Le Canada est le cinquième plus grand producteur d'énergie au monde, derrière la Chine, les États-Unis, la Russie et l'Arabie saoudite. Ces quatre pays, contrairement au Canada, ont le pouvoir d'influencer le cours mondial du pétrole. D'un point de vue stratégique, autant leur production, leurs livraisons et leur demande d'énergie sont suivies et constamment commentées à l'échelle internationale.

Pour le Canada, rien, ou à peu près rien. Si les sables bitumineux font la manchette partout dans le monde, c'est uniquement pour leur impact environnemental - pas pour des préoccupations économiques ou de sécurité énergétique. Qu'est-ce qui explique que loin d'être la superpuissance énergétique que le Canada prétend parfois être, et qu'il pourrait légitimement être en raison de son niveau de production, notre pays n'est qu'un observateur impuissant du monde de l'énergie? C'est la pagaille quasi totale qui règne dans le secteur canadien de l'énergie.

Pour des raisons historiques et constitutionnelles, le secteur des ressources naturelles est sous juridiction provinciale.

Le secteur de l'électricité en est le meilleur exemple: chaque province a son propre système, centré sur lui-même, qui ne prend aucunement en compte les possibilités offertes chez les voisins.

C'est ainsi qu'au Québec, on débat sur les surplus d'électricité que certains pensent ne pouvoir exporter qu'à 3¢/kWh... alors que l'Ontario s'engage dans des projets de réfection de centrales nucléaires à des coûts minimums de 8¢/kWh. Les gouvernements des deux provinces ne commencent qu'à peine à se parler.

Dans le secteur de la production pétrolière, ce sont aussi les provinces qui organisent le tout et récoltent directement les redevances. Le gouvernement albertain peut ainsi financer 20% de son budget annuel d'environ 50 milliards à même les revenus des ressources non renouvelables: 10 milliards par année. À titre de comparaison, le gouvernement québécois reçoit environ 3 milliards de l'hydroélectricité. Aucune épargne n'est faite en Alberta pour d'éventuels jours moins prospères.

Le fédéral joue bien un certain rôle de redistribution de la richesse entre les provinces à travers la péréquation et l'Office national de l'énergie réglemente les projets interprovinciaux. Mais chaque province n'en fait qu'à sa tête. Le gouvernement de la Colombie-Britannique impose des conditions sévères pour s'opposer au projet de pipeline Northern Gateway d'Enbridge, mais compte par ailleurs sur la fracturation hydraulique pour exporter du gaz naturel liquéfié. Simultanément, de leur côté, le Nouveau-Brunswick et la Nouvelle-Écosse sont sur le point d'interdire cette fracturation hydraulique.

Pire, les grands acteurs du monde de l'énergie canadien ne semblent pas s'entendre. Gaz Métro présente le projet Énergie Est de TransCanada comme le symbole de «l'incohérence canadienne en matière d'énergie», un projet qui est pourtant essentiel pour les producteurs albertains, s'ils veulent pouvoir exporter leur pétrole. Mais ceux-ci restent muets sur la place publique, tout comme le gouvernement albertain ou canadien, laissant TransCanada seule à défendre ce projet. L'accueil initial qu'il reçoit au Québec devrait faire retentir la sonnette d'alarme: qui va mettre un peu d'ordre dans cette pagaille?

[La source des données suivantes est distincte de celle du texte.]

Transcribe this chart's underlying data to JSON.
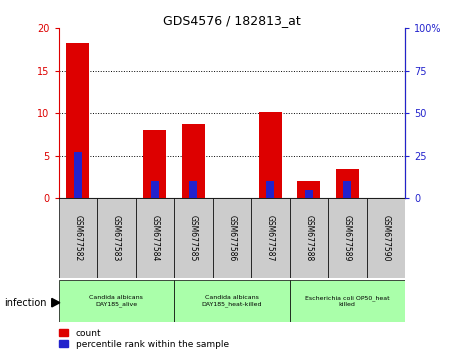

Les provinces, le gouvernement fédéral, les compagnies d'énergie et la population canadienne gagneraient beaucoup si une plus grande coopération existait. Des normes communes, mais sévères, devraient encadrer la fracturation hydraulique et les émissions de gaz à effet de serre (GES). Une table de concertation pancanadienne devrait être établie pour coordonner le transport d'hydrocarbures pour éviter les développements tous azimuts en transport ferroviaire, en pétroliers sur le Saint-Laurent et en construction de pipelines.

Il est d'autant plus étrange que le gouvernement fédéral ne prenne aucune initiative, dans ce sens qu'on le dit favorable au développement énergétique. C'est par ailleurs son devoir, comme le lui a rappelé la commissaire à l'environnement et au développement durable cette semaine, de mieux coordonner les actions de réduction des émissions de GES. Sans une stratégie globale de collaboration, nous n'échapperons pas à cette pagaille - et ni l'économie ni l'environnement n'en sortiront gagnants.